The greater price easing now being experienced in California again reflects the core influence of the state’s regulations on its highest-in-the-nation fuel prices. For two years in a row, California has experienced high price volatility in response to rising world oil prices combined with production issues during the mandated annual turnover in fuel formulation. And also two years in a row, the governor responded to this regulation-induced volatility by relaxing the state regulations and directing the Air Resources Board to allow an early shift to the less-costly winter formulation.
These actions produced the intended results. As the regulations were eased, so were the high prices they impose on Californians. California fuel prices are still the highest in the nation, but the cost premium generated by the state’s policies came down as production costs declined, production efficiency increased as more gallons of gasoline can be produced from the same amount of crude under the winter compared to the summer formulation, and as the resulting supply tempered price spikes in California’s isolated fuel market.
California prices, however, could drop even lower by addressing the other state-imposed component behind these high costs. California affects fuel prices through its regulations, both directly through costs of production and indirectly by limiting supply through what fuels can be sold in the state. California also has the highest fuel taxes and fees of any state, 146% higher than the average for the other states and DC in 2023. For two years running, the governor responded to high prices by relaxing the regulations, an action that takes time to filter down to the costs paid by consumers. Others instead called for immediate relief by cutting the state’s high gasoline tax, an action that was in fact partially embraced by the
governor in his unsuccessful 2022 budget proposal to suspend the annual tax increase scheduled for July that year.

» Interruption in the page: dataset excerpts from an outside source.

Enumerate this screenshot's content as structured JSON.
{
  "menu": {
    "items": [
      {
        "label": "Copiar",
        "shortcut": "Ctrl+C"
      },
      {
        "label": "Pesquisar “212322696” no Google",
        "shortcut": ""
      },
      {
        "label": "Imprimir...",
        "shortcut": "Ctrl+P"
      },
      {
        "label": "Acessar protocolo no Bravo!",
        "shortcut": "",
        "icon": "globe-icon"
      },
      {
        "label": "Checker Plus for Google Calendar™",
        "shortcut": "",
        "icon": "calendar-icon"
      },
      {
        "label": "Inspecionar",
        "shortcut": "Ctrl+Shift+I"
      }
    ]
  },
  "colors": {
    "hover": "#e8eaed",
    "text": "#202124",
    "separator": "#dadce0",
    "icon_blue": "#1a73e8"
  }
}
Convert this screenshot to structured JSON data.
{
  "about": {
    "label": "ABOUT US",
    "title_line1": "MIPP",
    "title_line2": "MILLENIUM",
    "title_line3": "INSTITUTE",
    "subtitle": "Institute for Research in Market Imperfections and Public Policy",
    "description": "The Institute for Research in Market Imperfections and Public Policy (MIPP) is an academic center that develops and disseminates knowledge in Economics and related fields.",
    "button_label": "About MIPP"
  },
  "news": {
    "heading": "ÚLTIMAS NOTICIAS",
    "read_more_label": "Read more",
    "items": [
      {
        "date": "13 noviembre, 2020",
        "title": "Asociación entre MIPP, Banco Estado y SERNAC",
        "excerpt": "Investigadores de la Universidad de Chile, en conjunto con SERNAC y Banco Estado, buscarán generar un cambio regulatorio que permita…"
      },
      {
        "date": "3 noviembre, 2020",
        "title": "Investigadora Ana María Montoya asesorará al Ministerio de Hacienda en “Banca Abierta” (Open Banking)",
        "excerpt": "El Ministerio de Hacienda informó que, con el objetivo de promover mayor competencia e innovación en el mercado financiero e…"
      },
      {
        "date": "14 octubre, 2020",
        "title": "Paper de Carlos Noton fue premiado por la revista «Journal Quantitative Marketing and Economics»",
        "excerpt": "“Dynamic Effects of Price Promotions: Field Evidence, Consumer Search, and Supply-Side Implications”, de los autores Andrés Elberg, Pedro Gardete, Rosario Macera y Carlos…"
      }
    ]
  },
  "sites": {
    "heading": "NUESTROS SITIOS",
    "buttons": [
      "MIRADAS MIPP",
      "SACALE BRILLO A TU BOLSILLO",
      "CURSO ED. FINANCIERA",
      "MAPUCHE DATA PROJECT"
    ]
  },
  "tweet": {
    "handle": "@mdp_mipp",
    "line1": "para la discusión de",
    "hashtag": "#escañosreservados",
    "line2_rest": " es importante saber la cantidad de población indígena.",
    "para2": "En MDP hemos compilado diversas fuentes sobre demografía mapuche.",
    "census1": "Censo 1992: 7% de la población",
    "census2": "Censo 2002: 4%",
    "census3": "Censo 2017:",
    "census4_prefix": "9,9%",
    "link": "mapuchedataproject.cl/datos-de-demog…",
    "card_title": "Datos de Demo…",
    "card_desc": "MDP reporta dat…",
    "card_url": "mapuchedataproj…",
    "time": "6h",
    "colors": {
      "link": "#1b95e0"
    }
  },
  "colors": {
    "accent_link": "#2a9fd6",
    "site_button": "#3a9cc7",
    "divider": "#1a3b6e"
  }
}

Using Energy Commission estimates for November 6, state and local taxes and fees levied directly on fuels boosted the average cost of gasoline by 33%. This total tax and fee charge ($1.24 per gallon) was responsible for 80% of the difference between average prices in California and in the US.
Of this amount, the state gasoline (excise) tax currently stands at 57.9 cents, and under current law will continue rising each July generally in accordance with the rate of inflation. Diesel is subject to a lower fuel tax of 34.5 cents, but also faces a sales tax rate of 13.0% compared to gasoline at 2.25%, plus any applicable district rates. Suspending or eliminating the state gasoline tax alone consequently would cut the current price premium paid in California by just under 40%. In terms of total potential savings, Department of Finance’s Schedule 8 estimates that the gasoline tax cost households and employers $7.3 billion in FY 2023, and the diesel tax another $1.4 billion.
Beyond just the matter of substantial potential savings to households, there are other reasons to consider the current high state taxes on fuels:
California already has decided to eliminate these taxes without a next generation solution.
-
Pursuant to executive orders and subsequent Air Resources Board regulations, the state has embarked on a process intended to phase out internal combustion engine (ICE) vehicles. And as these vehicles are phased out, so will the associated fuel sales and tax revenues. Given the crucial role these taxes now play in transportation funding and maintenance, not incorporating an alternative funding source into this significant policy change borders on the edge of fiscal irresponsibility. The current state policy on this issue appears to be to ignore it and pass the decision down for others to handle once it becomes a crisis.
The gasoline tax is regressive now and will become even more so in future years.
-
Lower income households are more likely to drive older, lower mileage vehicles, and with the used electric vehicle market still yet to evolve, these are also more likely to be ICEs for the foreseeable future. In the latest data, the average vehicle owned by households earning less than $25,000 was nearly 5 years older than those in households earning $200,000 or more, while average vehicle miles traveled varies far less by income group.